Apples and Oranges

Yesterday's Star-Ledger has a piece about Newark's high school graduation rate, and New Jersey's lack of any standard formula for calculating this data. According to the Star-Ledger,

the National Governors Association developed a standard method to determine the number of students who successfully complete high school in a four-year period. Governors from all 50 states signed the association's Graduation Counts Compact in 2005, and agreed to start using it as soon as possible.


Excellent. We applaud statistical integrity. As Commissioner Lucille Davy says in the article, "Measuring apples-apples is always important." However, for reasons that remain murky, New Jersey won't begin using this standard method until 2010.

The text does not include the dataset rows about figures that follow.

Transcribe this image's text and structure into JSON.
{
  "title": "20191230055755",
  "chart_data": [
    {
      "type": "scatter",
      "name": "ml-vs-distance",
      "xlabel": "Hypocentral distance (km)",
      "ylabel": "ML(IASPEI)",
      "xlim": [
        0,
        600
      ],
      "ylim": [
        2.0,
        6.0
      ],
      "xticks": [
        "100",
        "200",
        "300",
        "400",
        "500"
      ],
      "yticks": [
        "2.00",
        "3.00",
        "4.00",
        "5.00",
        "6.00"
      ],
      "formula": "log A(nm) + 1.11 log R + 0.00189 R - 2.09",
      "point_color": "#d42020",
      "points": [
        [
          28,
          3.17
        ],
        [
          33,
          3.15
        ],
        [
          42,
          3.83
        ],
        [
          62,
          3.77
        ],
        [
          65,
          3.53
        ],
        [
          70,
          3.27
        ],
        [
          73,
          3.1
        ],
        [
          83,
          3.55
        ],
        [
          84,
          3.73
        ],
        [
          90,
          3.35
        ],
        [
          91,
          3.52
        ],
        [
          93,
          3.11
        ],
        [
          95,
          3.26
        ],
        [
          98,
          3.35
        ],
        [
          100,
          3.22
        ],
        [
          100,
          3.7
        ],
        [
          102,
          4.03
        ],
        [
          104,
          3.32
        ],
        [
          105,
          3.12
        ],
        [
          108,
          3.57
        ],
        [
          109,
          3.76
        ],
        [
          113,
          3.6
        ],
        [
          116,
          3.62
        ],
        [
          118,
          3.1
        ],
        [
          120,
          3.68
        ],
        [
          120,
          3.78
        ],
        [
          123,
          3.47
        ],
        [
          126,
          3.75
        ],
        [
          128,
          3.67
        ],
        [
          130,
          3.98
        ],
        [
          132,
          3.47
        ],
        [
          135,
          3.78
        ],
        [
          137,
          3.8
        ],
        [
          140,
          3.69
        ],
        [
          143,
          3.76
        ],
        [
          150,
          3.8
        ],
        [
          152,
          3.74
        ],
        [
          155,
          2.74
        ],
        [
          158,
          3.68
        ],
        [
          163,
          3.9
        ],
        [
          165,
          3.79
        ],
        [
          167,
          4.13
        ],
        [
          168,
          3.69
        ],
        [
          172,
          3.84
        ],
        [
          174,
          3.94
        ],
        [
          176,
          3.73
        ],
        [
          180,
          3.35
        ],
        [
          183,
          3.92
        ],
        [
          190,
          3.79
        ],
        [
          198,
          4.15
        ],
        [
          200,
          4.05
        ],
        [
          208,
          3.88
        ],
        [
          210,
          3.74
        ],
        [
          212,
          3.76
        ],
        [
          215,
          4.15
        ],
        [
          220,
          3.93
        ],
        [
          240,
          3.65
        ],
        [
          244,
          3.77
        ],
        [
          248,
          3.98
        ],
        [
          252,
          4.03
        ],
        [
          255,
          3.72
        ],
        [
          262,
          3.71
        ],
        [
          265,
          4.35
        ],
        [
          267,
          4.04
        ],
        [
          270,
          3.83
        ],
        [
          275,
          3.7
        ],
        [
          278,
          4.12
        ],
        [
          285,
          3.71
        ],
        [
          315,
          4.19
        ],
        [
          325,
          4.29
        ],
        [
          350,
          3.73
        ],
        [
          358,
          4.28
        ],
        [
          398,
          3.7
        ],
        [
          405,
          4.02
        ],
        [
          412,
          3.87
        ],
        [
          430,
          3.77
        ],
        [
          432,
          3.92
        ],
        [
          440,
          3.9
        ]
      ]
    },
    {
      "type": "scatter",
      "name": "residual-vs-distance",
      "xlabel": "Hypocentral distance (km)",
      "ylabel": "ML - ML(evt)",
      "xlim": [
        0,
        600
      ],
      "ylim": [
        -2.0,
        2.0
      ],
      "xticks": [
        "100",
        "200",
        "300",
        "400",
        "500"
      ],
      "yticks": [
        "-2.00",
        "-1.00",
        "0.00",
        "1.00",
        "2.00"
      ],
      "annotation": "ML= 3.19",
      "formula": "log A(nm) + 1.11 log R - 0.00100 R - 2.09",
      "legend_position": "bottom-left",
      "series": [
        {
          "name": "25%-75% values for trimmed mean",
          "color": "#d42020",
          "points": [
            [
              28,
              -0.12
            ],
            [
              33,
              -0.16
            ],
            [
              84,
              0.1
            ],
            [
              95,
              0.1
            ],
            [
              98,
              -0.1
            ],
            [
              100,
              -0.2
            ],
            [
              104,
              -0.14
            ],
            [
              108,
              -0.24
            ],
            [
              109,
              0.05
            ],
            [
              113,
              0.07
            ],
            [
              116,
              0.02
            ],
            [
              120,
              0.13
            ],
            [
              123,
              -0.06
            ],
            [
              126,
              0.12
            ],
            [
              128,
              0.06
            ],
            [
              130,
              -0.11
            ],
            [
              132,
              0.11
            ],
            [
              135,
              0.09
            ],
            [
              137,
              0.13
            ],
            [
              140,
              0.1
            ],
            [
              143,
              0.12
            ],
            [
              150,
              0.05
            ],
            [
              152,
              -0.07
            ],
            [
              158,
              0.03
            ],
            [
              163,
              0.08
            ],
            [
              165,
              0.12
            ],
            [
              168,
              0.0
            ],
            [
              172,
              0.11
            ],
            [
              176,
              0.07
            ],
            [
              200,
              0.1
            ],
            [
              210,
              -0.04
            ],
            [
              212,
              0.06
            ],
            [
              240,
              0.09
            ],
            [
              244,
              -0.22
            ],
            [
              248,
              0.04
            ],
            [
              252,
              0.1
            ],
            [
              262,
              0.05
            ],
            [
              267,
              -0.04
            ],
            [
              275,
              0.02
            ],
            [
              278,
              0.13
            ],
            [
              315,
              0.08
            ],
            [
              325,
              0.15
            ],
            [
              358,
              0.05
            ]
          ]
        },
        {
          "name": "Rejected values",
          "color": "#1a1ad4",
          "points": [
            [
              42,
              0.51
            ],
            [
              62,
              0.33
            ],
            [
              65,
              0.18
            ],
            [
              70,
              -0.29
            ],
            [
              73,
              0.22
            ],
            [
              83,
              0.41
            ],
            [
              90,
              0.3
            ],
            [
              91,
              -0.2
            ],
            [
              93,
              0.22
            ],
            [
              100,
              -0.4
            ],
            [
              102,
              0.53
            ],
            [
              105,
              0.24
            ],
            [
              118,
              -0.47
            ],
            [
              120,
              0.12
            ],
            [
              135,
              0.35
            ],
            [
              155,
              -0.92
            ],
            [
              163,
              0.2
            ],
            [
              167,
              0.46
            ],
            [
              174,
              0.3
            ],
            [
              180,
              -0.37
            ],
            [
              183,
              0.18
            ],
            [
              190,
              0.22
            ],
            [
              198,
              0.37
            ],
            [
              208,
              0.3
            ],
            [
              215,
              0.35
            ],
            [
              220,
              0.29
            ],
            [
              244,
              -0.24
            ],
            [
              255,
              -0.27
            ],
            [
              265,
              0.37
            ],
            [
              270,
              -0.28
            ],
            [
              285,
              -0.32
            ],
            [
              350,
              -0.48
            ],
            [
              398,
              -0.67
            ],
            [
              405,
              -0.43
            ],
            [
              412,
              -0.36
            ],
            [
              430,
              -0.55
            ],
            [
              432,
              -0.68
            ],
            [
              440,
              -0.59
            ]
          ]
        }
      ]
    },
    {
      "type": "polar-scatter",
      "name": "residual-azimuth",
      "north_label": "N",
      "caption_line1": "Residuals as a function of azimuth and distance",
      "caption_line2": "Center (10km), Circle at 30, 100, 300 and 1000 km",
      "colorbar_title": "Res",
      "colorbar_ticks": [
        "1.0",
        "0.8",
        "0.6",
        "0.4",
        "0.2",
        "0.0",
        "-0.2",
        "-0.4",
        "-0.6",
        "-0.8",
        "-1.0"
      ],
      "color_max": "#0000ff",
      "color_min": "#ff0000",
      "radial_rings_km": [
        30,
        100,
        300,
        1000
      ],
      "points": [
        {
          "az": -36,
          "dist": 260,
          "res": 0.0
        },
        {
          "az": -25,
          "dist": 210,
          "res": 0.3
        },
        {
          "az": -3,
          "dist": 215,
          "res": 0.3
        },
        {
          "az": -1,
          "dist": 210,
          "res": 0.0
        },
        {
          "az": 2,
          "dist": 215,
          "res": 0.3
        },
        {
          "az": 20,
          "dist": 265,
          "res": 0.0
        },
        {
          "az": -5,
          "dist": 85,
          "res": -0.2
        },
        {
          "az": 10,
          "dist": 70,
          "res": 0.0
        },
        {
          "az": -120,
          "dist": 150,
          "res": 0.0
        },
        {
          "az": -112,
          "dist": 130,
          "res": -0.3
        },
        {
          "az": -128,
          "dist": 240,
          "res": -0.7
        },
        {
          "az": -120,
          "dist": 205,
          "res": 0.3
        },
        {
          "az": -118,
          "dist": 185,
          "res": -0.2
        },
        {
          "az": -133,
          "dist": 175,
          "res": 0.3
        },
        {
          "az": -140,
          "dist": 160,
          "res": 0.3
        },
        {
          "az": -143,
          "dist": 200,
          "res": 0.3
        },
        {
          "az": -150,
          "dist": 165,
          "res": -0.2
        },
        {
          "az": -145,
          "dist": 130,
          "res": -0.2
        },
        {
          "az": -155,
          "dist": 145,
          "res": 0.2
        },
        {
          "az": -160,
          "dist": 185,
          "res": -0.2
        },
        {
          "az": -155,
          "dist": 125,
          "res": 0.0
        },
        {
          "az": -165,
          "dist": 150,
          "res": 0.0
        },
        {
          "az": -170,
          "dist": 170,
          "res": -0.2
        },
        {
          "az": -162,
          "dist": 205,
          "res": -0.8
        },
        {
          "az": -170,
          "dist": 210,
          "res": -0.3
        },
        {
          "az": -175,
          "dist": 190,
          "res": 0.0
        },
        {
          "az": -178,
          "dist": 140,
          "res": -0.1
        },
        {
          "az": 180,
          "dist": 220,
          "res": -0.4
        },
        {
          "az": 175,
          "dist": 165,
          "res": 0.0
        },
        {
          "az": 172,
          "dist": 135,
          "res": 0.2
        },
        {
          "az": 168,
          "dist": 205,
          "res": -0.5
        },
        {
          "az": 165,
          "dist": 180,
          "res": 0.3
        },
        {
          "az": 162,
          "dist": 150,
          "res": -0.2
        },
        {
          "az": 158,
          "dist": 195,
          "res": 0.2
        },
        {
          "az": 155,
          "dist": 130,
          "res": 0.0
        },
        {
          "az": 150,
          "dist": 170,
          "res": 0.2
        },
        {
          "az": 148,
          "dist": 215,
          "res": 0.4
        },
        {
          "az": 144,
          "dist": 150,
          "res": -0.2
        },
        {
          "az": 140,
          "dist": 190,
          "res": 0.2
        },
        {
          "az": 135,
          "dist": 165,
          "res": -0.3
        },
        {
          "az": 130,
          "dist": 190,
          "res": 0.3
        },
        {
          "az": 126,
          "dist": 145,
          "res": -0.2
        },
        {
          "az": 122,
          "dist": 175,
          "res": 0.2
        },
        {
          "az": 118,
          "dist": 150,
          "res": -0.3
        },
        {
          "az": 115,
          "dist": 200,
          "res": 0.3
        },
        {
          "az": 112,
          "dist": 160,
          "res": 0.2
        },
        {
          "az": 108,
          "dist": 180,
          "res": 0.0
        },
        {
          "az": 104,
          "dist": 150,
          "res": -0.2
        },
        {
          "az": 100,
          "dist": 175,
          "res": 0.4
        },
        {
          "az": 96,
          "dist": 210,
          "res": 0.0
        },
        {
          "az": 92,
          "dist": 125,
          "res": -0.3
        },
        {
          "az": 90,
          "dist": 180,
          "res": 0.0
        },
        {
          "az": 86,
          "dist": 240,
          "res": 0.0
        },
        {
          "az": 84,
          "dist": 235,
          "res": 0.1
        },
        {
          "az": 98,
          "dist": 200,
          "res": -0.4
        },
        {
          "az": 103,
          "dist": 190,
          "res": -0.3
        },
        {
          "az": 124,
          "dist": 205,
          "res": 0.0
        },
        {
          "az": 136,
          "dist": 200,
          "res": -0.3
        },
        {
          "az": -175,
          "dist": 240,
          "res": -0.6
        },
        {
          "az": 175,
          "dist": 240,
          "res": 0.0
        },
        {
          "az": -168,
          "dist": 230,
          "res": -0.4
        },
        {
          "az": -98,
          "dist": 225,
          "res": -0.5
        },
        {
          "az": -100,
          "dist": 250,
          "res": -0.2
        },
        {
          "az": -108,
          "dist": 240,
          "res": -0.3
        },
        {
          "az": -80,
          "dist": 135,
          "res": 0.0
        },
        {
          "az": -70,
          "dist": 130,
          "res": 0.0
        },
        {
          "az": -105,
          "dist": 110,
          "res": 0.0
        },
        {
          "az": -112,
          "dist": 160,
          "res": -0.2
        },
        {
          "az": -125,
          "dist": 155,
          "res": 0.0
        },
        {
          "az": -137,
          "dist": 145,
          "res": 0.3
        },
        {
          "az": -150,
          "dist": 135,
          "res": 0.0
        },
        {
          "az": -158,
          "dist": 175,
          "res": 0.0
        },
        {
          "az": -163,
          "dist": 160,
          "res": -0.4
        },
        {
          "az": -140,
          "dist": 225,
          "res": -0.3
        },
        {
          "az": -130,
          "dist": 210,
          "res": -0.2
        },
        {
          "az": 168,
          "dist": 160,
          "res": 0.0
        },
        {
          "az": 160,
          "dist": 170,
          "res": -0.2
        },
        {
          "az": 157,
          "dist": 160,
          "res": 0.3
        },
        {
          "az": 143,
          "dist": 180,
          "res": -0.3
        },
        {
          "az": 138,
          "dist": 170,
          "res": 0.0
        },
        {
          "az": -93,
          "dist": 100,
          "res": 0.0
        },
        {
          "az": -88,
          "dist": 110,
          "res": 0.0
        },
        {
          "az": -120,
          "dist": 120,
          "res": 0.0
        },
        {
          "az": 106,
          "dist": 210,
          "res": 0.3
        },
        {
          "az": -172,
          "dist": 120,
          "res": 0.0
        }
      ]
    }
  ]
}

The superintendent of Newark public schools, Clifford Janey (recently in the news for the gasps inspired by his $300K+ salary), is impatient and will therefore implement the National Governor's Association's rubric this year. But here's the rub: last year's graduation rate for Newark was 87%. The new formula brings it down to 63.4%.

Says the Ledger,

For the past few years New Jersey has ranked at the top of the nation when it comes to graduation rates. If Newark's fall means anything, the state average could drop once every district begins using the new formula.

Hmmm. On the one hand, the State DOE seems to be feeling quite leisurely about implementing the Governor's Association's formula for calculating graduation rates, a change that will, at least judging by Newark's results, radically reduce an important measure of success for NJ's public high schools.

On the other hand, the State DOE is so eager to adjust the way districts calculate Annual Yearly Progress (AYP) that just this summer, after all standardized tests were taken, they changed the scoring rubric, causing many more schools to fail to make the cut-off and making administrators and school boards apoplectic.

Who's running the fruit stand? Can we speak to the manager?